In Egypt, 75 percent of Muslims do not believe that Arabs carried out the 9/11 attacks, according to a 2011 Pew poll. Many believe that it was either Israel, the U.S. government, or both. The West is viewed through a hodgepodge of conspiracy theories, half-truths and a selective reading of history.
When I met Muhammad Mahdi Akef, the influential former leader of the Muslim Brotherhood, in April 2011, he insisted that Al Qaeda was a figment of the Western imagination. The idea that it doesn’t exist, that the United States attacked itself, is buttressed by preachers in mosques, on satellite television channels and in glossy Arabic books.

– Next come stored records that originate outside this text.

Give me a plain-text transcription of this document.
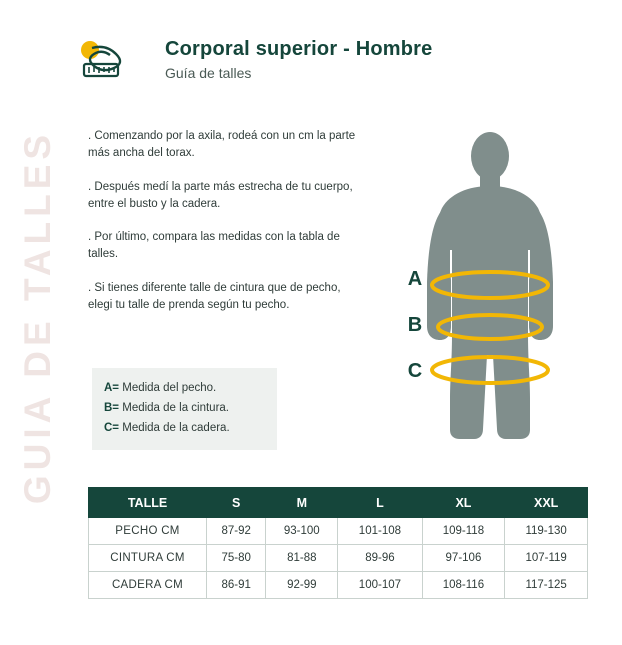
GUIA DE TALLES
Corporal superior - Hombre
Guía de talles

. Comenzando por la axila, rodeá con un cm la parte más ancha del torax.

. Después medí la parte más estrecha de tu cuerpo, entre el busto y la cadera.

. Por último, compara las medidas con la tabla de talles.

. Si tienes diferente talle de cintura que de pecho, elegi tu talle de prenda según tu pecho.

A= Medida del pecho.
B= Medida de la cintura.
C= Medida de la cadera.
A
B
C
TALLE	S	M	L	XL	XXL
PECHO CM	87-92	93-100	101-108	109-118	119-130
CINTURA CM	75-80	81-88	89-96	97-106	107-119
CADERA CM	86-91	92-99	100-107	108-116	117-125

The United States and the West are widely seen as waging a war on Muslims. Al Qaeda videos promote this vision as a continuation of the Crusades. Many Muslims recall incidents of perceived hostility in their own lifetime — the wars in Iraq and Afghanistan; the abuses at Abu Ghraib prison and Guantánamo Bay; the banning of minarets in Switzerland; the outlawing of face veils in France; NATO troops burning copies of the Koran in Afghanistan. In this vein, the recent anti-Islam film confirms the belief that the West is out to destroy Islam.
In most Arab countries, citizens require government permission to produce films. For many Arabs, it is inconceivable that U.S. citizens are not under the same controls. The attacks on U.S. embassies after the release of the offensive video “Innocence of Muslims” on YouTube must be seen in this context.
When I watch Al Jazeera Arabic I am stunned by unchallenged references in talk show interviews to the “American Zionist plan” or “the American enemy” or the “ally of the Zionist entity.” Attacking the United States has become part of the political culture in much of the Middle East. To challenge it is to be a labeled a “sellout,” a “traitor” or a “Zionist agent” and to court social isolation.
And yet on the streets of Arab capitals, McDonald’s, Starbucks and other American brands remain hugely popular — as are American clothes, technology and television shows and films. The same U.S. embassies that were attacked were surrounded almost daily by long lines of people applying for visas to enter the United States. There are almost 50,000 Saudi students in American universities. Tens of thousands more from across the region are vying to do the same.